Published: 12 April 2012

Recent advances in technology have opened up the possibility of using next generation sequencing to efficiently uncover predisposing mutations in individuals with inherited cancer in an unbiased manner. We are conducting whole exome sequence analysis of germline DNA from multiple affected relatives from breast cancer families with the aim of identifying rare protein truncating and non-synonymous variants that are likely to include novel cancer predisposing mutations. Data from >70 exomes show that on average each individual only carries 30-50 protein truncating mutations and 300-400 rare non-synonymous missense variants. By considering only those variants shared by multiple affected relatives the number of candidate predisposing mutations can be dramatically reduced to just 3-5 truncating mutations and 10-20 nonsynonymous variants per family. Among the first 10 breast cancer families studied in detail, two harbour mutations in known breast cancer genes that were missed by clinical genetic testing either because the index case was a phenocopy who did not carry the mutation (BRCA2) or because the gene is not routinely tested in the context of breast cancer without additional clinical manifestations (PTEN).

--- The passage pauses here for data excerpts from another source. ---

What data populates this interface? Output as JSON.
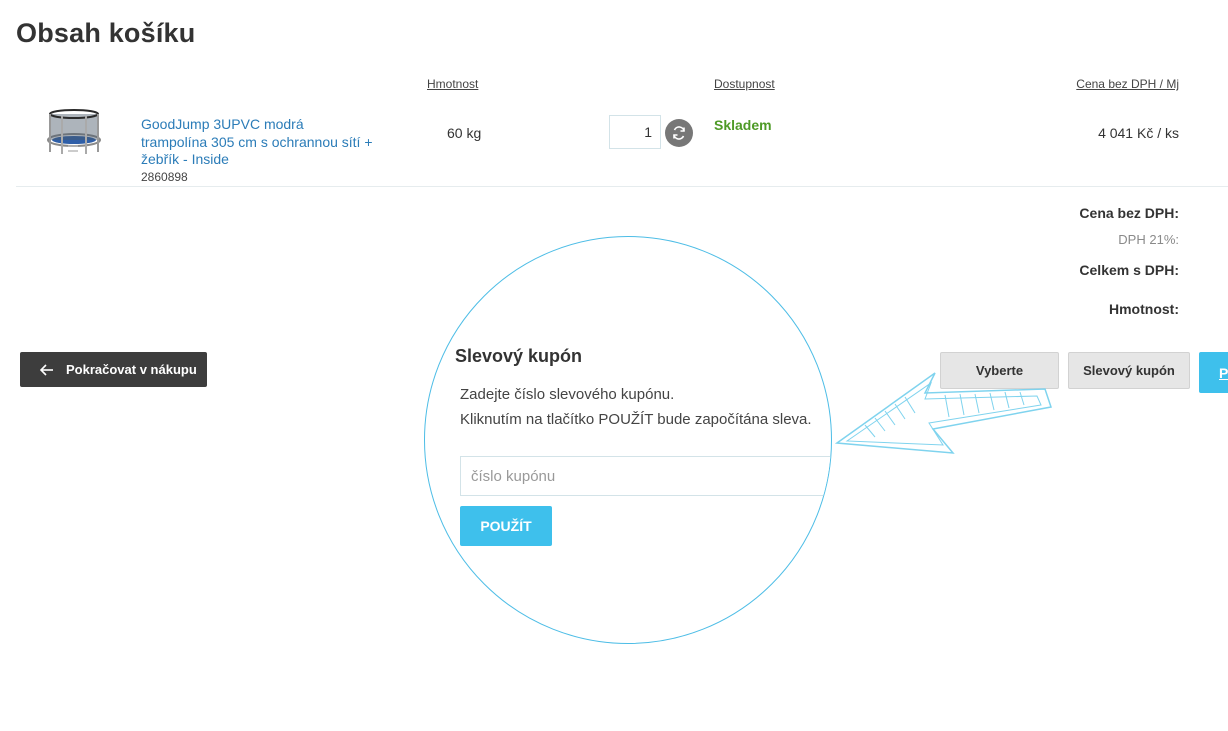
{
  "page": {
    "title": "Obsah košíku"
  },
  "columns": {
    "weight": "Hmotnost",
    "availability": "Dostupnost",
    "price": "Cena bez DPH / Mj"
  },
  "product": {
    "name": "GoodJump 3UPVC modrá trampolína 305 cm s ochrannou sítí + žebřík - Inside",
    "code": "2860898",
    "weight": "60 kg",
    "quantity": "1",
    "availability": "Skladem",
    "price": "4 041 Kč / ks",
    "image_icon": "trampoline-image"
  },
  "summary": {
    "price_without_vat": "Cena bez DPH:",
    "vat": "DPH 21%:",
    "total_with_vat": "Celkem s DPH:",
    "weight": "Hmotnost:"
  },
  "actions": {
    "continue_shopping": "Pokračovat v nákupu",
    "choose_partial": "Vyberte",
    "coupon_button": "Slevový kupón",
    "next_partial": "P"
  },
  "coupon": {
    "title": "Slevový kupón",
    "line1": "Zadejte číslo slevového kupónu.",
    "line2": "Kliknutím na tlačítko POUŽÍT bude započítána sleva.",
    "placeholder": "číslo kupónu",
    "apply": "POUŽÍT"
  },
  "colors": {
    "link": "#2b7cb8",
    "in_stock": "#4e9a26",
    "accent_blue": "#3ec0ec",
    "dark_button": "#3d3d3d",
    "highlight_outline": "#4dbde6"
  }
}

Among the remaining families candidate genes are currently being assessed for segregation among family members and for prevalence among an addition 800+ unexplained breast cancer families. In particular, we found truncating mutations in two genes that are involved in well-recognised DNA repair pathways but have not previously been associated with an increased risk of breast cancer. In summary, whole exome sequencing of multiple individuals from within each cancer family is proving to be an efficient strategy for rapidly identifying novel familial predisposing mutations.

Authors’ Affiliations

(1)
Peter MacCallum Cancer Centre

Copyright

© Thompson et al; licensee BioMed Central Ltd. 2012

This article is published under license to BioMed Central Ltd. This is an Open Access article distributed under the terms of the Creative Commons Attribution License (http://creativecommons.org/licenses/by/2.0), which permits unrestricted use, distribution, and reproduction in any medium, provided the original work is properly cited.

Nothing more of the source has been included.